Der Artikel beleuchtet die Rolle fiktiver Erzählungen für die Konstitution und das Verstehen von Vergangenheit. Dabei wird deutlich, dass narratologische Studien dem Konzept der Erfahrung und Erfahrbarkeit eine zentralere Position einräumen müssen, als dies bisher der Fall ist, um die Funktionsweise und Bedeutung historischer Fiktion für unser Verständnis von und Verhältnis zur Vergangenheit herauszuarbeiten. Stärkere Aufmerksamkeit sollte vor allem der Temporalität und Historizität von Erfahrung zukommen sowie der komplexen Beziehung zwischen Literatur und historischer Realität. Der Artikel plädiert für ein weit gefasstes Konzept historischer Erfahrung, das scheinbar ereignisloses Alltagsleben von Individuen und Gemeinschaften einbezieht; die realhistorische Welt beeinflusst Formen der Erfahrung/Erfahrbarkeit, die ihrerseits Ausdruck in unterschiedlichen Erzählweisen finden.
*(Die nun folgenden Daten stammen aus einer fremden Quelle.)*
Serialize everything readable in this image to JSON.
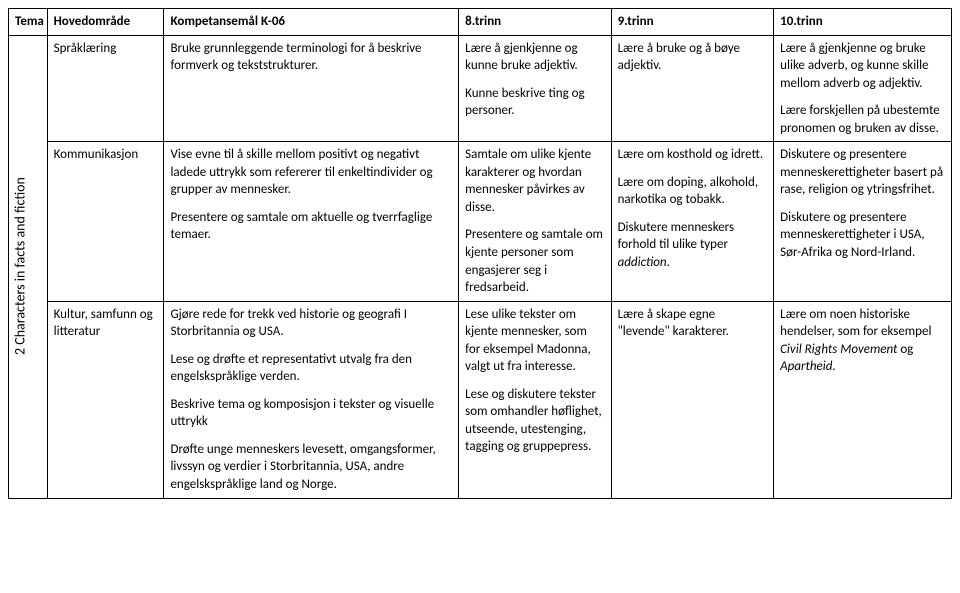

Um obige Annahmen zu untermauern, sollen Romane von Günter Grass – insbesondere Hundejahre (1963) und Beim Häuten der Zwiebel (2006) – einer genaueren Untersuchung ihrer narrativen Strukturen unterzogen werden. Die Analysen zeigen, wie Grass’ Romane die historische Erfahrung des Aufwachsens in Nazideutschland und unterschiedliche Formen zeitlicher Wahrnehmung während und nach dem 2. Weltkrieg spiegeln. Die Romanerzähler verbinden die Eindrücke eines Kindes aus dem Kleinbürgermilieu während der Blüte des Nationalsozialismus mit dessen retrospektiver Bewertung dieser Erfahrungen. Eine Analyse der Romane von Grass zeigt, dass Literatur wertvolle, philosophisch komplexe Einsichten in die historisch vermittelte Natur von Erfahrung geben kann und stellt damit die von vielen Narratologen angenommene Unmittelbarkeit von Erfahrung in Frage.

Romane sind epistemologisch bedeutend, da sie die Vergangenheit nicht nur darstellen, sondern uns helfen zu verstehen, wie die Menschen die historische Welt wahrnahmen, wie es möglich war, dass passierte was passierte, und wie wir der Vergangenheit über Geschichten Sinn geben. Die ontologische Bedeutung der Romane liegt in ihrer Fähigkeit die zeitliche und historische Natur der menschlichen Existenz zu untersuchen und uns vor Augen zu führen, wie die Vergangenheit und unser Verständnis davon unser Dasein im Jetzt bestimmen. Letztlich können sie auch ethisch von Wert sein, indem sie uns an die ethische Dimension historiographischer Erzählung erinnern und an aus vergangenen Ereignissen erwachsende Verantwortung für die Zukunft.